The former college housemates are planning to open a cafe this month called The Board and Brew, where patrons will choose from around 500 board games to play while they sip lattes or nibble on appetizers. The café, at 8150 Baltimore Ave. in College Park, is minutes from the owners’ alma mater, the University of Maryland, College Park.
“We’re both [UM] graduates and we know there’s no entertainment to speak of in College Park,” McClimens said. “The idea was that, no matter who walked in here, whether they are familiar with board games or not, we could find something that fit their interests.”
McClimens, 36, of Bowie and Epstein, 34, of Catonsville said they began playing board games in college, gravitating toward strategy games like Diplomacy and Eminent Domain.
Nearly three years ago, backed by investments from family and friends and a small business loan, the two men decided to open a board game coffee shop that focused on face-to-face interaction.
“We want people to come in and actually interact and not sit on their cellphones,” Epstein said. “It drives me nuts when I’m at a restaurant and I see two people hanging out together and they’re both on their phones. It’s like, really?”
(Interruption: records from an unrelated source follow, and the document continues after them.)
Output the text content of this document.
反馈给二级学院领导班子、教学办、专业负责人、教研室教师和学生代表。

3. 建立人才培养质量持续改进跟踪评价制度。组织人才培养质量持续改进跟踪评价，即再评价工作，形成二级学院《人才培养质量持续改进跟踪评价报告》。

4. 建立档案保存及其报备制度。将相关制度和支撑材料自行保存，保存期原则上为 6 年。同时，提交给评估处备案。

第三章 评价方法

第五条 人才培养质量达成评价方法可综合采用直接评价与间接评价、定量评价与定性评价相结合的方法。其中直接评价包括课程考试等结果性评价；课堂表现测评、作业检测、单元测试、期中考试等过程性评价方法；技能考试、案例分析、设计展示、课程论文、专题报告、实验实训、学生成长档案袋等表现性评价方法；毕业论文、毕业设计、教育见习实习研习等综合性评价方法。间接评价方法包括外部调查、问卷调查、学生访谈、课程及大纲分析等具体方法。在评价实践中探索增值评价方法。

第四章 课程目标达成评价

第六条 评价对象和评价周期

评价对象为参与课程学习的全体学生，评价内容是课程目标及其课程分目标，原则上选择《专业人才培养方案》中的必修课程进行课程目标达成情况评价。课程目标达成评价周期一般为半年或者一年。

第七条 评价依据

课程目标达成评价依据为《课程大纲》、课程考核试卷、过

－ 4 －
McClimens said there are a handful of cafés on the East Coast that offer a small selection of board games, but their shop is modeled after a popular restaurant in Toronto, which has about 2,500 games and required a reservation two or three months in advance.
The Board and Brew Facebook page already touts more than 500 “likes,” mostly from users 25 to 34 years old, according to Facebook analytics.
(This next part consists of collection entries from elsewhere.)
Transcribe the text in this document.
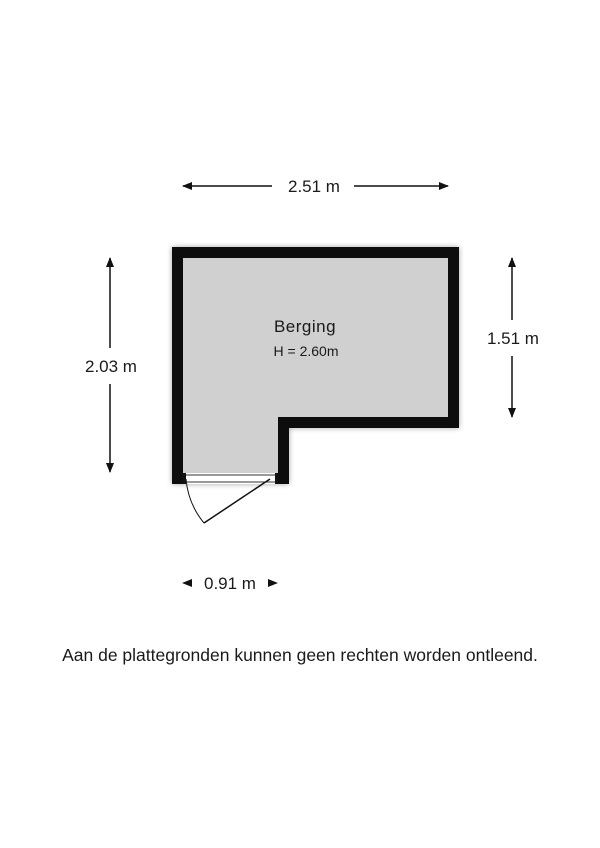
2.51 m
2.03 m
1.51 m
Berging
H = 2.60m
0.91 m
Aan de plattegronden kunnen geen rechten worden ontleend.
Despite advancing technology and the inundation of smartphone apps and video games, McClimens and Epstein said, board games remain a popular form of entertainment. They said that about 90 percent of their games were created during the past 10 years.
The games at Board and Brew can be rented for $2.50 an hour, per person, with a maximum of $7.50 per person, Epstein said. They range from classic games, like Monopoly and checkers, to intense strategy games to family and group games.
McClimens said he thinks the social atmosphere and wide variety of games will draw customers looking for a group activity or a date night idea.
“I think the variety [will attract people],” he said. “Our collection is worth $10,000. I don’t think many people are going to spend that on a personal collection.”
McClimens and Epstein said their strangest game is called Ugg-Tect, a prehistoric architect game in which players instruct each other to build things through a series of grunts and hit each other on the head with blow-up clubs.
The café will serve snacks and appetizers, ranging from $4 to $10, as well as coffee, specialty coffee drinks and tea-based lattes, Epstein said.
The shop will not have a bar atmosphere, but McClimens and Epstein said they are getting a liquor license.
The entrepreneurs are not worried about game pieces getting grimy because they will not serve greasy food. Similar board game cafés in Canada report surprisingly little wear-and-tear on the pieces.
UM freshman Zack Rosenthal said The Board and Brew sounds like a place he would visit because there are not many café options in College Park.
“You throw in the board games with that, that could be awesome,” he said. “I wouldn’t say I’m an avid board game player, but I definitely enjoy it when I do.”
Graduate students Haiyu Lu and Soheila Bahmanjah said they definitely will visit the new board game cafe.
“This kind of thing is very popular in China,” Lu said. “They usually have this kind of place [where] you can drink tea or whatever the drink is and play the board games.”
Epstein said the goal is for each customer to find the right game and have a good time.
“We’re going to have great food and great coffee and great games,” he said. “We’re chill people. You know, we just want to have fun and bring people in who will have fun with us.”